I am not aware of another such T'ang era poem.

Neither Red Pine's earlier translations of T'ang poets nor (by all appearances) their original poems share the natural language and colloquial tone present in Written in Exile. This makes his poetry feel a bit more modern, but not so much so as to make it feel familiar. We do not share the world of Liu Tsung-yüan in which snake catchers are not required to pay taxes as a kind of hazardous-duty bonus. The howls of gibbons do not pierce the woodlands as we sit outside the cottage of our exile from the Imperial city of Chang'an in the evening drinking wine with friends.

I've sampled from time to time from historical Chinese literature, often wishing I could do more. The necessary circumstances have never come together.
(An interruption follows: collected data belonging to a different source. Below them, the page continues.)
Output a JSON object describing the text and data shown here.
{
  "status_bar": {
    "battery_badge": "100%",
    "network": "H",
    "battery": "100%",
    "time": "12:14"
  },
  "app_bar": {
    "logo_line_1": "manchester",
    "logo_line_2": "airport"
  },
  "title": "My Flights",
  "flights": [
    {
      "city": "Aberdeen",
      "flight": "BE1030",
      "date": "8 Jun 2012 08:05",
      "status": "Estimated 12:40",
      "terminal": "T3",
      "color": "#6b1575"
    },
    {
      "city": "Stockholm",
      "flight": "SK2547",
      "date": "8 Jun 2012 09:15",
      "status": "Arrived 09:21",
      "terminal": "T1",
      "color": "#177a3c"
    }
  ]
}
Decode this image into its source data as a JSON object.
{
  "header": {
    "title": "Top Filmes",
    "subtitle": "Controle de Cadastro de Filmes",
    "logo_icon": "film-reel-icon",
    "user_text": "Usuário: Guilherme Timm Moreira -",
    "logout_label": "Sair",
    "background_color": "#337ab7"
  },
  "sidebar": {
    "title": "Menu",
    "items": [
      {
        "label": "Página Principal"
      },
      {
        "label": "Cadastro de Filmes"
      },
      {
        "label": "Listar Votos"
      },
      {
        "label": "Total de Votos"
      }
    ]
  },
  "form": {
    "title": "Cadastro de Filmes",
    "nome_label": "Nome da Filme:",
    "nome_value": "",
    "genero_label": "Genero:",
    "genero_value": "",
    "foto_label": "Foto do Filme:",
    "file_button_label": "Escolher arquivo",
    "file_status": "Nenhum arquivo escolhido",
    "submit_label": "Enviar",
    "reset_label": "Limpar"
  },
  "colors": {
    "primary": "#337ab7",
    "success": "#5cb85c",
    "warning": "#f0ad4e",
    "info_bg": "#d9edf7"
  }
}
Nevertheless, I have come to understand more about Chinese poetry than I could have imagined and greatly enjoyed the reading experience while I have done so. This is almost entirely because of the translations of Bill Porter, a.k.a., Red Pine. The translations live as English language poems and English Taoist and Buddhist texts. The translation of each author brings alive for the reader a unique individual personality that she or he can only appreciate.

I am once again pleased Bill Porter keeps puttering around and finding himself unable to stop until the puttering arrives at another fine volume of translation.